Дагобер состроил гримасу, показывая, как он этому верит, а я промолчала, потому что не мне было настаивать на гномьей правдивости, но слова кузнеца поразили меня до глубин души.
— Неужели, это все гномы? — спросила я Регина. — Вся эта красота — это наши предки?
— Кому ты веришь? — опять встрял Дагобер. — Старику, который выжил из ума? Не желаю выслушивать эти оскорбления.
И он удалился за соседний стол, горделиво встряхнув золотистой гривой. Мы с Регином проводили его взглядами, правда, нас одолевали совершенно разные чувства.
— Честно говоря, удивлен, что ты выбрал в спутники эльфа, — сказал Регин. — Но если он спас гнома, то может, и не такой гадина, как остальные.
— Поверь, приятного в нем мало, — сказала я мрачно. — Но так получилось, что мы связаны с ним намертво.
— Куда идете?
— Пока не решили, — ответила я уклончиво, — шли в столицу, сбились с пути, а потом попали к оркам. Они отчего-то тоже не любят эльфов.
Регин посмеялся над этой незамысловатой шуткой, а я только хмыкнула, допив остатки из кружки.
Мы с кузнецом засиделись за полночь, пока добрый Кнуффи не начал тушить свечи, показывая, что нам пора на покой.
— Приятно было встретить тебя, — Регин вдруг погладил меня по голове, совсем, как отец. — Но до чего же ты похож на Арью!

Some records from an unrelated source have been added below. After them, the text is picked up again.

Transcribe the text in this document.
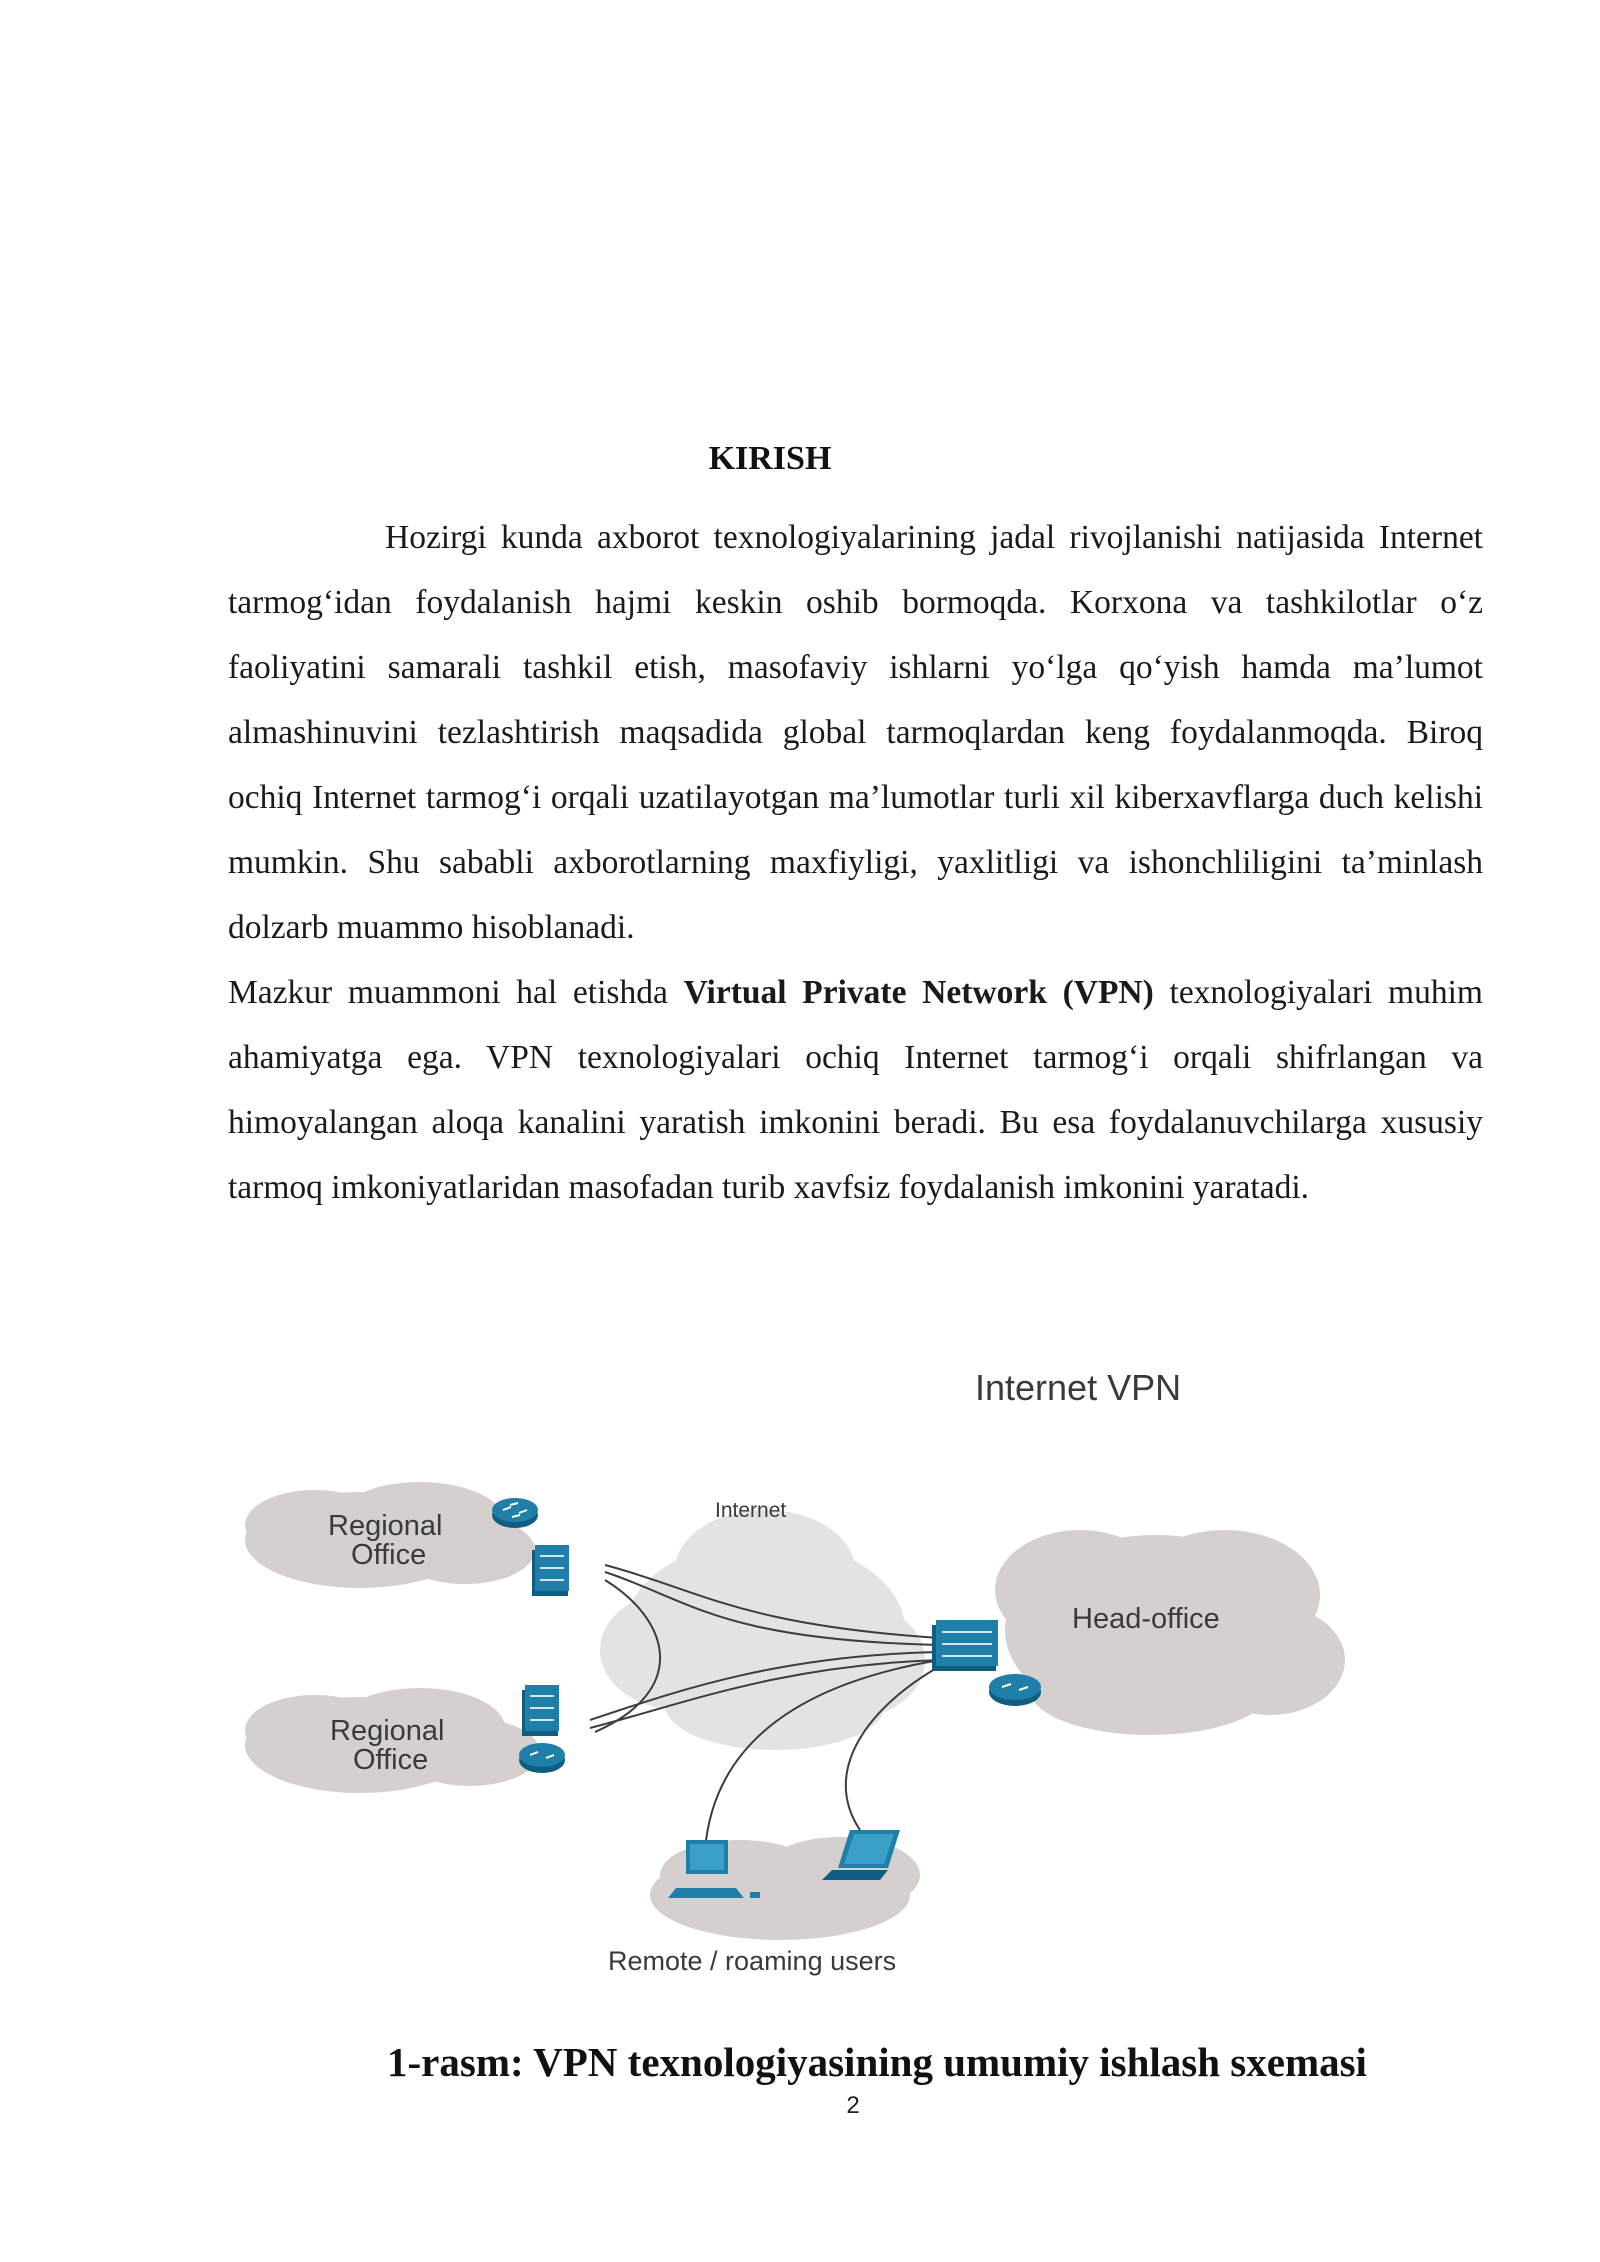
KIRISH

Hozirgi kunda axborot texnologiyalarining jadal rivojlanishi natijasida Internet tarmog‘idan foydalanish hajmi keskin oshib bormoqda. Korxona va tashkilotlar o‘z faoliyatini samarali tashkil etish, masofaviy ishlarni yo‘lga qo‘yish hamda ma’lumot almashinuvini tezlashtirish maqsadida global tarmoqlardan keng foydalanmoqda. Biroq ochiq Internet tarmog‘i orqali uzatilayotgan ma’lumotlar turli xil kiberxavflarga duch kelishi mumkin. Shu sababli axborotlarning maxfiyligi, yaxlitligi va ishonchliligini ta’minlash dolzarb muammo hisoblanadi.

Mazkur muammoni hal etishda Virtual Private Network (VPN) texnologiyalari muhim ahamiyatga ega. VPN texnologiyalari ochiq Internet tarmog‘i orqali shifrlangan va himoyalangan aloqa kanalini yaratish imkonini beradi. Bu esa foydalanuvchilarga xususiy tarmoq imkoniyatlaridan masofadan turib xavfsiz foydalanish imkonini yaratadi.

Internet VPN
Internet
Regional
Office
Regional
Office
Head-office
Remote / roaming users
1-rasm: VPN texnologiyasining umumiy ishlash sxemasi
2
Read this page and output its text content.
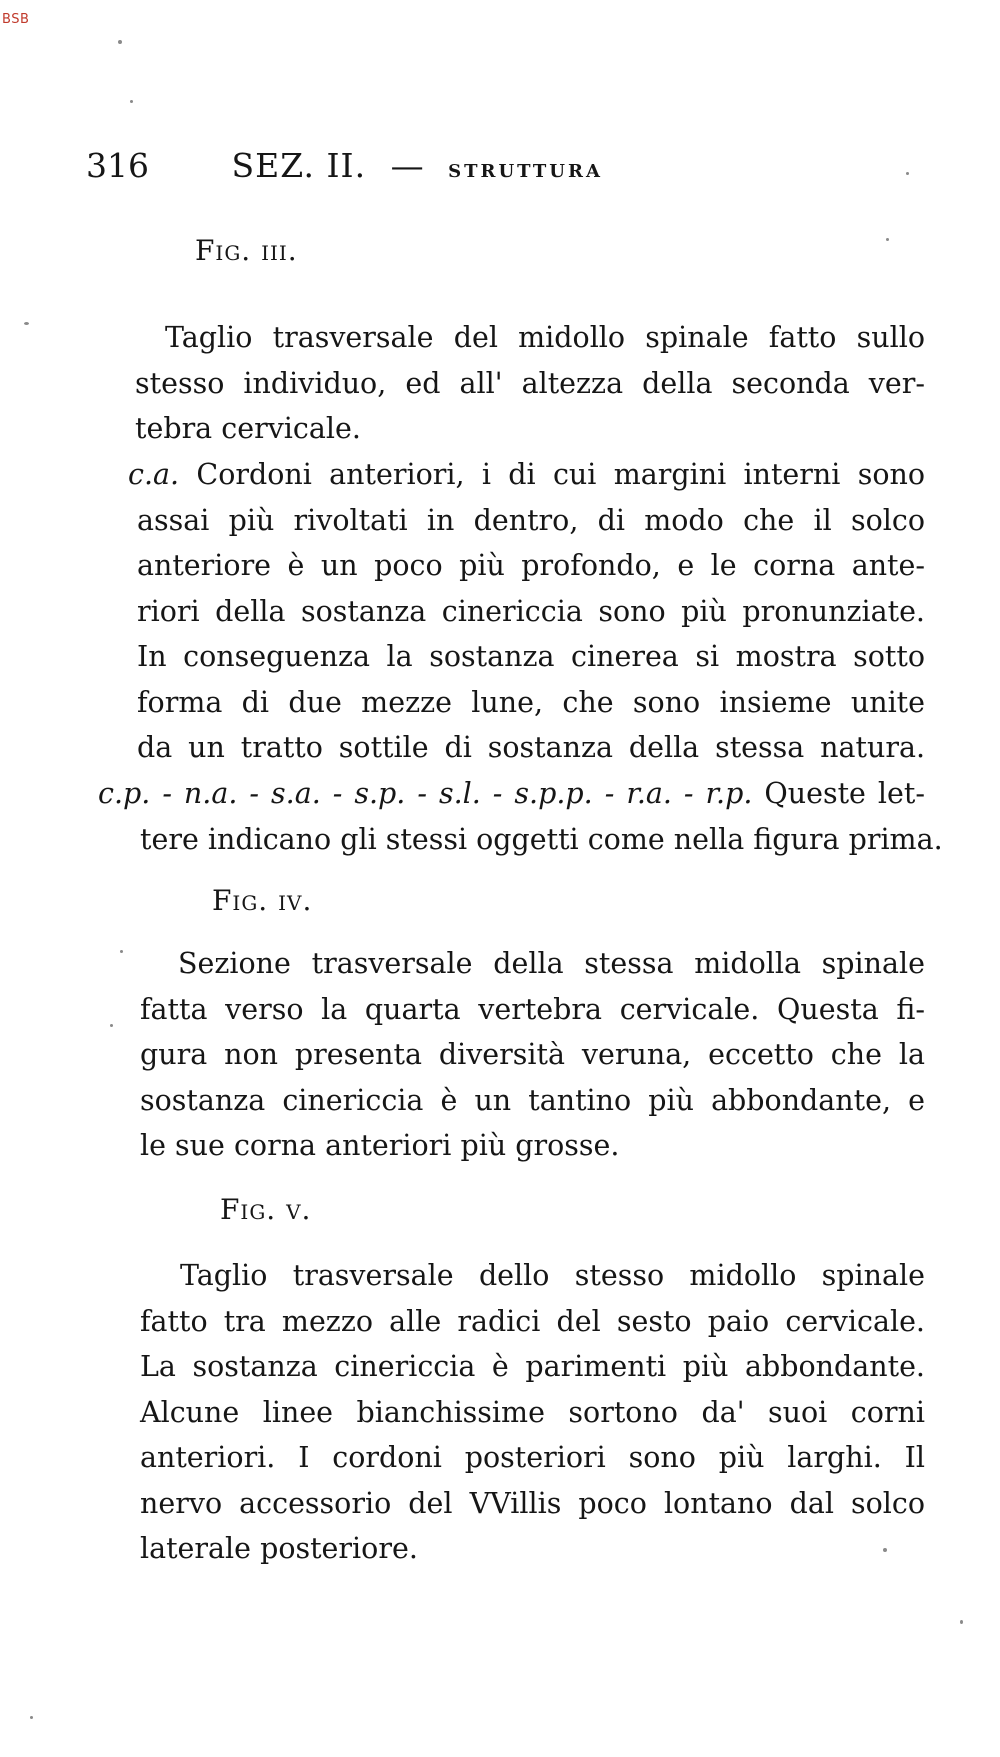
BSB
316	SEZ. II. — STRUTTURA
Fig. iii.
Taglio trasversale del midollo spinale fatto sullo
stesso individuo, ed all' altezza della seconda ver-
tebra cervicale.
c.a. Cordoni anteriori, i di cui margini interni sono
assai più rivoltati in dentro, di modo che il solco
anteriore è un poco più profondo, e le corna ante-
riori della sostanza cinericcia sono più pronunziate.
In conseguenza la sostanza cinerea si mostra sotto
forma di due mezze lune, che sono insieme unite
da un tratto sottile di sostanza della stessa natura.
c.p. - n.a. - s.a. - s.p. - s.l. - s.p.p. - r.a. - r.p. Queste let-
tere indicano gli stessi oggetti come nella figura prima.
Fig. iv.
Sezione trasversale della stessa midolla spinale
fatta verso la quarta vertebra cervicale. Questa fi-
gura non presenta diversità veruna, eccetto che la
sostanza cinericcia è un tantino più abbondante, e
le sue corna anteriori più grosse.
Fig. v.
Taglio trasversale dello stesso midollo spinale
fatto tra mezzo alle radici del sesto paio cervicale.
La sostanza cinericcia è parimenti più abbondante.
Alcune linee bianchissime sortono da' suoi corni
anteriori. I cordoni posteriori sono più larghi. Il
nervo accessorio del VVillis poco lontano dal solco
laterale posteriore.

Я был влюблен в нее в годы юности, но она выбрала Фарина.
Я покраснела до корней волос, и усердно кланялась, прощаясь с кузнецом.
— Не доверяю этому старикану, — сказал эльф, когда мы понимались на второй этаж по скрипучей лестнице. — Он похож на раздавленного таракана.
— Знаешь, это глупо и подло — судить по внешности, — сказала я, останавливаясь на середине.
— Понимаю, почему тебе так должно казаться, — Дагобер посмотрел на меня сверху донизу с оскорбительным высокомерием. Я не сдержалась и ударила его кулаком в живот.
Удар вышел отменный — принц согнулся пополам и зашипел от боли. Кроме нас на лестнице никого не было, Кнуффи копошился где-то возле столов, и мы с эльфом могли выяснить отношения без стороннего вмешательства.
— Никто не давал тебе права оскорблять тех, кто недостаточно хорош собой, — сказала я раздельно. — Твоя мордочка — не твоя личная заслуга. И если тебе привелось родиться красавчиком-эльфом, то не следует слишком этим гордиться, потому что мордочку ведь можно и подправить.
Дагобер отдышался и выпрямился, и взгляд его не сулил ничего хорошего. Я предугадала его намерения и сказала:
— Тронь меня хоть пальцем — я тут всех на уши поставлю. Помни, что сотня гномов только и ждет, когда ты дашь им повод, чтобы отлупить тебя, как грушу и вышвырнуть вон. А за деревней рыскают дружелюбные орки, которые просто мечтают увидеть тебя снова, красота поднебесная!
— Слишком уж ты языкастый, — процедил Дагобер сквозь зубы, но с расправой решил повременить. — Не споткнись как-нибудь о свой длинный язык.
— Еще чего-нибудь, сударики? — высунулся из-за перил Кнуффи, решив, что мы не уходим, потому что хотим еще пива или поесть.
Дагобер резко отвернулся и взбежал по лестнице, а я помчалась за ним, боясь очередного приступа колдовского удушья.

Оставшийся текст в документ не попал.